Rodriguez, who boxes as his primary source of income, could not simply drop his gloves and walk away from the sport, however. He had to deal with many steps on his road to accepting what happened, and ultimately, resolving it within himself.
"People kept telling me it wasn't my fault," said Rodriguez. "But in the beginning you don't want to hear that, it was hard to understand that. It came to my mind that what if it happened to me? I wish him the best but this is the sport that we're in. It helps me deal with it a little better."
His next step will have to wait until after his business with Alvarez is settled. Rodriguez says he has not visited with the beleaguered fan favorite yet but is going to "push to see" Diaz after this fight. "I want to hug him so I can wish him the best."
The winner of this bout will likely be named the mandatory to Joshua Clottey, who is in talks for a unification bout with WBO champ Miguel Cotto in June. If the IBF approves the unification, Rodriguez could fight the winner. If not, we might see a Rodriguez-Hlatschwayo rematch for a vacant belt.

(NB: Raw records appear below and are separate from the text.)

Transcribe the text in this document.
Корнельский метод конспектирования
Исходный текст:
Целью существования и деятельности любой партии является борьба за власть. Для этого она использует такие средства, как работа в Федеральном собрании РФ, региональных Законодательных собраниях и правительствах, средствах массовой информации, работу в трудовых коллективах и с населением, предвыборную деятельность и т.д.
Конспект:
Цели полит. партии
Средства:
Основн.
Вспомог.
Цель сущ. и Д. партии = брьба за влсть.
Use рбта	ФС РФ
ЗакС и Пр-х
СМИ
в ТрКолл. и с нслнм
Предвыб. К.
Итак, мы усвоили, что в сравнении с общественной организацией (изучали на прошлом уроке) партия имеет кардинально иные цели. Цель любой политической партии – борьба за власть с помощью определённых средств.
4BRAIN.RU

"At this point, I'm ready for anybody. I'm so frustrated with this crap, the politics where they do whatever they want to do. I don't really care who I fight. I'd fight [WBC titlist] Andre Berto, Clottey, the winner of Clottey versus Cotto. I just want to be next. I've put in a lot of work in my career and it's my time to get an opportunity to fight for a world title."
First things first, however.
"I've got 12 rounds to hurt Alvarez, let's see how many he wants to use."